全国で初めて必修化された県立高校の道徳に、異議が出た。県高校教職員組合は21日、テキストに天理教の布教内容が含まれているとして、「憲法違反」を主張。県教委に削除を申し入れた。価値観やモラルを扱う道徳教育の難しさが改めて浮き彫りになり、教育現場に波紋が広がりそうだ。
 道徳は今年度から必修化され、テキスト「ともに歩む―今を、そして未来へ―」は県立高校105校で使われている。

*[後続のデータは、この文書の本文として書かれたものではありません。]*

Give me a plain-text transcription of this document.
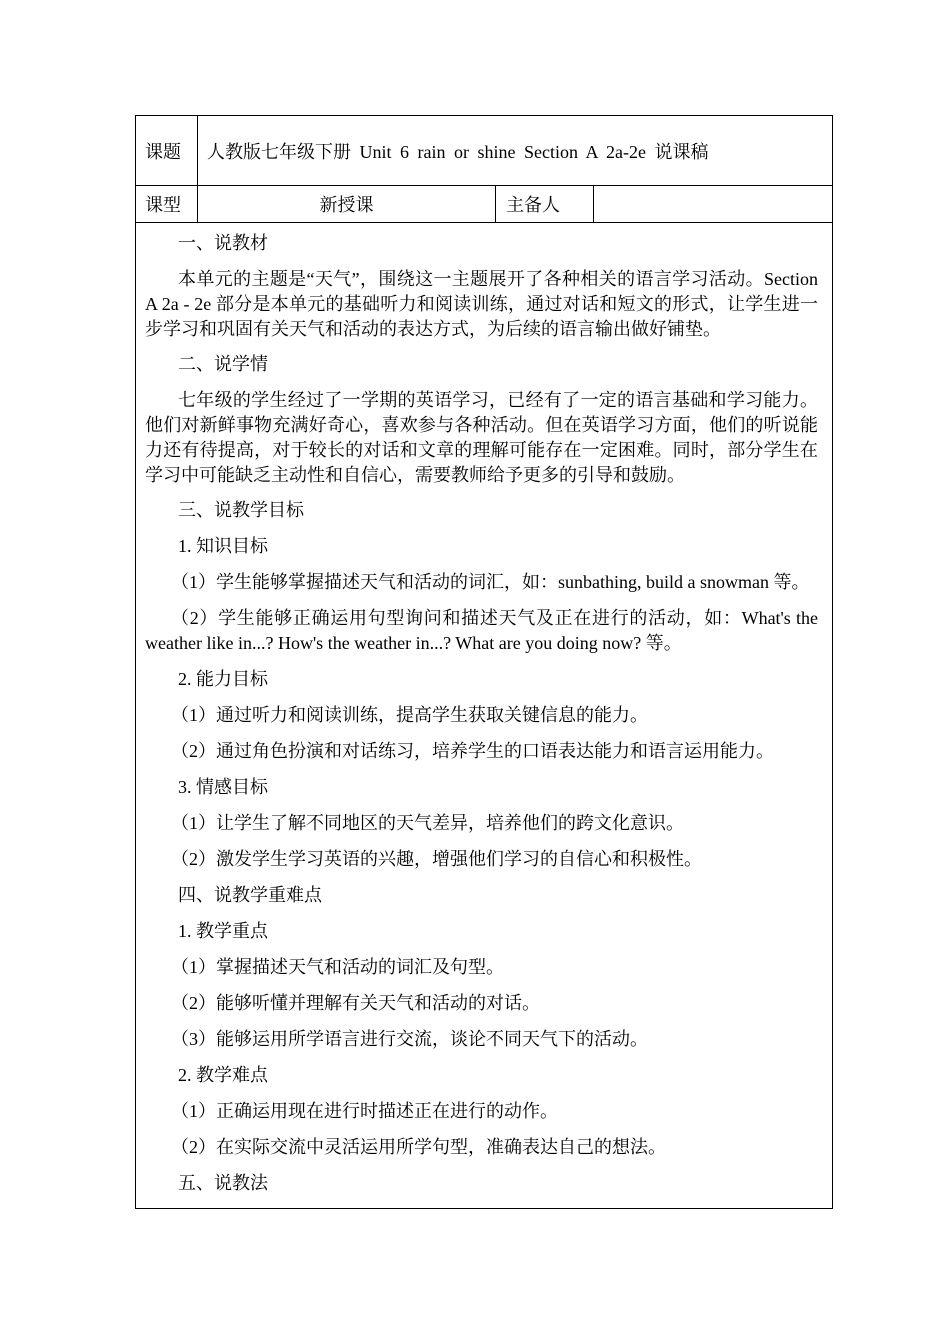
课题	人教版七年级下册 Unit 6 rain or shine Section A 2a-2e 说课稿
课型	新授课	主备人

一、说教材

本单元的主题是“天气”，围绕这一主题展开了各种相关的语言学习活动。Section A 2a - 2e 部分是本单元的基础听力和阅读训练，通过对话和短文的形式，让学生进一步学习和巩固有关天气和活动的表达方式，为后续的语言输出做好铺垫。

二、说学情

七年级的学生经过了一学期的英语学习，已经有了一定的语言基础和学习能力。他们对新鲜事物充满好奇心，喜欢参与各种活动。但在英语学习方面，他们的听说能力还有待提高，对于较长的对话和文章的理解可能存在一定困难。同时，部分学生在学习中可能缺乏主动性和自信心，需要教师给予更多的引导和鼓励。

三、说教学目标

1. 知识目标

（1）学生能够掌握描述天气和活动的词汇，如：sunbathing, build a snowman 等。

（2）学生能够正确运用句型询问和描述天气及正在进行的活动，如：What's the weather like in...? How's the weather in...? What are you doing now? 等。

2. 能力目标

（1）通过听力和阅读训练，提高学生获取关键信息的能力。

（2）通过角色扮演和对话练习，培养学生的口语表达能力和语言运用能力。

3. 情感目标

（1）让学生了解不同地区的天气差异，培养他们的跨文化意识。

（2）激发学生学习英语的兴趣，增强他们学习的自信心和积极性。

四、说教学重难点

1. 教学重点

（1）掌握描述天气和活动的词汇及句型。

（2）能够听懂并理解有关天气和活动的对话。

（3）能够运用所学语言进行交流，谈论不同天气下的活动。

2. 教学难点

（1）正确运用现在进行时描述正在进行的动作。

（2）在实际交流中灵活运用所学句型，准确表达自己的想法。

五、说教法
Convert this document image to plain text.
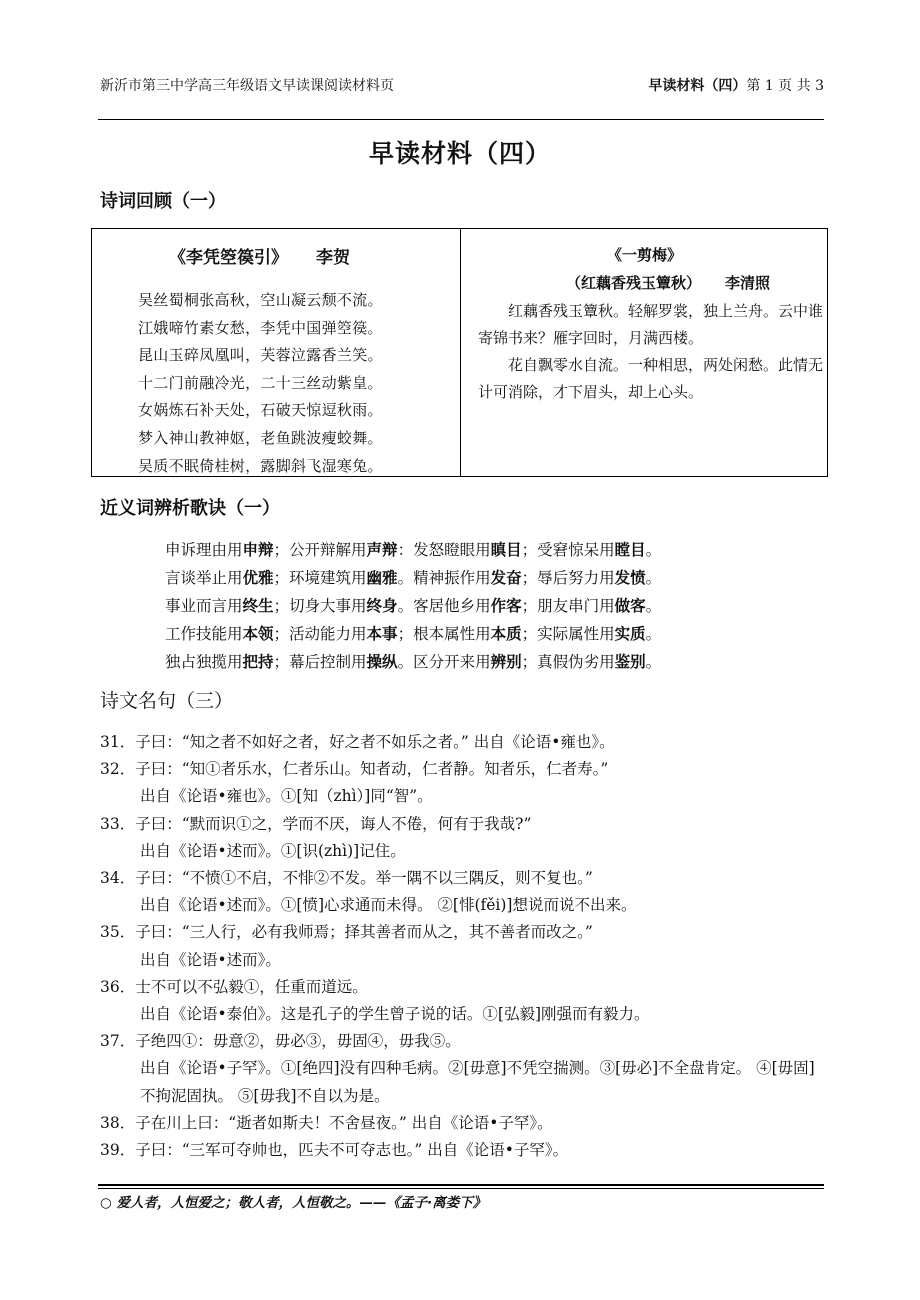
新沂市第三中学高三年级语文早读课阅读材料页	早读材料（四）第 1 页 共 3
早读材料（四）
诗词回顾（一）
《李凭箜篌引》 李贺
吴丝蜀桐张高秋，空山凝云颓不流。
江娥啼竹素女愁，李凭中国弹箜篌。
昆山玉碎凤凰叫，芙蓉泣露香兰笑。
十二门前融冷光，二十三丝动紫皇。
女娲炼石补天处，石破天惊逗秋雨。
梦入神山教神妪，老鱼跳波瘦蛟舞。
吴质不眠倚桂树，露脚斜飞湿寒兔。
《一剪梅》
（红藕香残玉簟秋） 李清照

红藕香残玉簟秋。轻解罗裳，独上兰舟。云中谁寄锦书来？雁字回时，月满西楼。

花自飘零水自流。一种相思，两处闲愁。此情无计可消除，才下眉头，却上心头。

近义词辨析歌诀（一）
申诉理由用申辩；公开辩解用声辩：发怒瞪眼用瞋目；受窘惊呆用瞠目。
言谈举止用优雅；环境建筑用幽雅。精神振作用发奋；辱后努力用发愤。
事业而言用终生；切身大事用终身。客居他乡用作客；朋友串门用做客。
工作技能用本领；活动能力用本事；根本属性用本质；实际属性用实质。
独占独揽用把持；幕后控制用操纵。区分开来用辨别；真假伪劣用鉴别。
诗文名句（三）
31．子曰：“知之者不如好之者，好之者不如乐之者。” 出自《论语•雍也》。
32．子曰：“知①者乐水，仁者乐山。知者动，仁者静。知者乐，仁者寿。”
出自《论语•雍也》。①[知（zhì）]同“智”。
33．子曰：“默而识①之，学而不厌，诲人不倦，何有于我哉?”
出自《论语•述而》。①[识(zhì)]记住。
34．子曰：“不愤①不启，不悱②不发。举一隅不以三隅反，则不复也。”
出自《论语•述而》。①[愤]心求通而未得。 ②[悱(fěi)]想说而说不出来。
35．子曰：“三人行，必有我师焉；择其善者而从之，其不善者而改之。”
出自《论语•述而》。
36．士不可以不弘毅①，任重而道远。
出自《论语•泰伯》。这是孔子的学生曾子说的话。①[弘毅]刚强而有毅力。
37．子绝四①：毋意②，毋必③，毋固④，毋我⑤。
出自《论语•子罕》。①[绝四]没有四种毛病。②[毋意]不凭空揣测。③[毋必]不全盘肯定。 ④[毋固]不拘泥固执。 ⑤[毋我]不自以为是。
38．子在川上曰：“逝者如斯夫！不舍昼夜。” 出自《论语•子罕》。
39．子曰：“三军可夺帅也，匹夫不可夺志也。” 出自《论语•子罕》。
○ 爱人者，人恒爱之；敬人者，人恒敬之。——《孟子·离娄下》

 問題になったのは、筑波大名誉教授の村上和雄氏の著書から引用された「生命(いのち)はゼロからつくれない」=抜粋参照。ここに出てくる「サムシング・グレート」について、村上氏は別の著書で、天理教の「親神様」のことを言い換えている。高教組はこの点を問題視し、「今回の問題は道徳教育に赤信号をつける。必修科目であり、県教委はテキストの作成をもっと慎重にすべきだった」と指摘する。
 一方、県教委は「命の大切さは色々な角度からみる必要があり、道徳の資料として適切」とし、テキストには「問題ない」との立場をとる。

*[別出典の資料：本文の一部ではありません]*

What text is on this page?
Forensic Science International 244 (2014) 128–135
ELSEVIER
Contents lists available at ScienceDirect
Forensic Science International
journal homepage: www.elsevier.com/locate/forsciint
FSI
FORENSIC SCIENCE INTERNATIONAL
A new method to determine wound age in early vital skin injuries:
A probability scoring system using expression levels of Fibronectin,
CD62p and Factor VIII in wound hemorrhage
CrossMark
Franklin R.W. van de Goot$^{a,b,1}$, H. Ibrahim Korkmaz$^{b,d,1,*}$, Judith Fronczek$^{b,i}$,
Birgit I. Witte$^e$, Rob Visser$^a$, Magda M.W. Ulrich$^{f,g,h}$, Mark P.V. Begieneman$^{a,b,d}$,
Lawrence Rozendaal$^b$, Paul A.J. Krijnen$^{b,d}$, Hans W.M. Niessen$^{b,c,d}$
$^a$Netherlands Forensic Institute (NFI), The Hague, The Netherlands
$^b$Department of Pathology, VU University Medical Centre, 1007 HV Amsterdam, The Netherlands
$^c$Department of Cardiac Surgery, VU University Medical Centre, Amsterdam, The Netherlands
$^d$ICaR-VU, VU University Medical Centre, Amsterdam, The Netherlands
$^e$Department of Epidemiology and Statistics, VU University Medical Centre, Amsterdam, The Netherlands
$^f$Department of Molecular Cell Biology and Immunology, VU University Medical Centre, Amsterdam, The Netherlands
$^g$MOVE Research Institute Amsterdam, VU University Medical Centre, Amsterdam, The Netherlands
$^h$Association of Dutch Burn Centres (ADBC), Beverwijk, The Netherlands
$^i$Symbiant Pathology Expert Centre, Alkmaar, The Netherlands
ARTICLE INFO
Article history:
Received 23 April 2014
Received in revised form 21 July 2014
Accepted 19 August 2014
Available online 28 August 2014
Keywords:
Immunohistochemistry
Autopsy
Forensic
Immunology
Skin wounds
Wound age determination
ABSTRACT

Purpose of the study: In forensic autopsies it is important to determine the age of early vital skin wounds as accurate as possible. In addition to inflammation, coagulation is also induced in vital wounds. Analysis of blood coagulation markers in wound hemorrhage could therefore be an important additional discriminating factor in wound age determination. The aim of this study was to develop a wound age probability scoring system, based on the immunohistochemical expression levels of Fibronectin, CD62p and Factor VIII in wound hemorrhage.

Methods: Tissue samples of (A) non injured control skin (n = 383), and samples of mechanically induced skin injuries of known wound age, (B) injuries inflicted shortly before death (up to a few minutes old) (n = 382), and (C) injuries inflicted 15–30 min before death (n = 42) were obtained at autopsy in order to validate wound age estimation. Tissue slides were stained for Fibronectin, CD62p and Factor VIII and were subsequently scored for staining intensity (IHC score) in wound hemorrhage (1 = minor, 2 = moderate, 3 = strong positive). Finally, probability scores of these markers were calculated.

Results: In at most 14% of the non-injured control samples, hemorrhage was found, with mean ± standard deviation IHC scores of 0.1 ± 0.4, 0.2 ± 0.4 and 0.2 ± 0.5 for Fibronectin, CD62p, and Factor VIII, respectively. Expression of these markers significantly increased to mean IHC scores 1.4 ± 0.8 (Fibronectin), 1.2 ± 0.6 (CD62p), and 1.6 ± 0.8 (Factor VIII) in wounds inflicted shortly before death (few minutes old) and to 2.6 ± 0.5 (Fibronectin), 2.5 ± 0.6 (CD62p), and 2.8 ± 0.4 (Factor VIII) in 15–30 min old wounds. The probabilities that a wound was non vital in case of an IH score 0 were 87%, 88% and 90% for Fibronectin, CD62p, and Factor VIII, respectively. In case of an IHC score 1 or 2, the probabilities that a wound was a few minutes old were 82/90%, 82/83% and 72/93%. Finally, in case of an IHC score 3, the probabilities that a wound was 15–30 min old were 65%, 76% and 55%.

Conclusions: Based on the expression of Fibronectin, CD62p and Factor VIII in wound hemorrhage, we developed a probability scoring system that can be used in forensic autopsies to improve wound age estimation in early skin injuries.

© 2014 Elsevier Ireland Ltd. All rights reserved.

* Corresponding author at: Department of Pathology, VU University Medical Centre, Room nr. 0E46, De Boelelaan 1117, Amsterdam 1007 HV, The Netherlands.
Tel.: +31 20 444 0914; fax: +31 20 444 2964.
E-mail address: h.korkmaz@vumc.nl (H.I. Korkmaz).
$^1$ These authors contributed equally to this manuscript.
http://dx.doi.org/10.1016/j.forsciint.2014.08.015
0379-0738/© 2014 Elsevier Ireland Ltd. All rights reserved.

 現場の思いは複雑だ。県南の高校の道徳担当教諭は「このテキストを一読しただけでは分からなかった。布教目的であるならば削除されても仕方がないとも思う」と話す。また、別の教諭は「できあがったものを見ているだけで、(この問題を)どうとらえればいいのか分からない」と困惑した様子で話した。
 道徳教育学に詳しい千葉大大学院の上杉賢士教授は一般論としたうえで、「道徳は一定の方向性をもちがちなため、宗教の微妙な表現もなるべく避けた方がよい」としている。
【道徳テキスト抜粋】
 (略)地球上に存在するあらゆる生き物、カビなどの微生物から植物、動物にいたるまで、少なく見積もっても2百万種、多く見積もると2千万種と言われていますが、これらすべてが同じ遺伝子暗号によって生かされているのです。
 こうした奇跡的な現実を前にしたら、どうしてもサムシング・グレートのような存在を想定しないわけにはいかなくなります。
 サムシング・グレートとは、具体的なかたちを提示して、断言できるような存在ではありません。どのように思われても、それは自由です。
 ただ、私たち生命体の大本にはなにか不思議な力がはたらいていて、それが私たちを生かしている、私たちはそういうものによって生かされているという気持ちを忘れてはいけないと思います。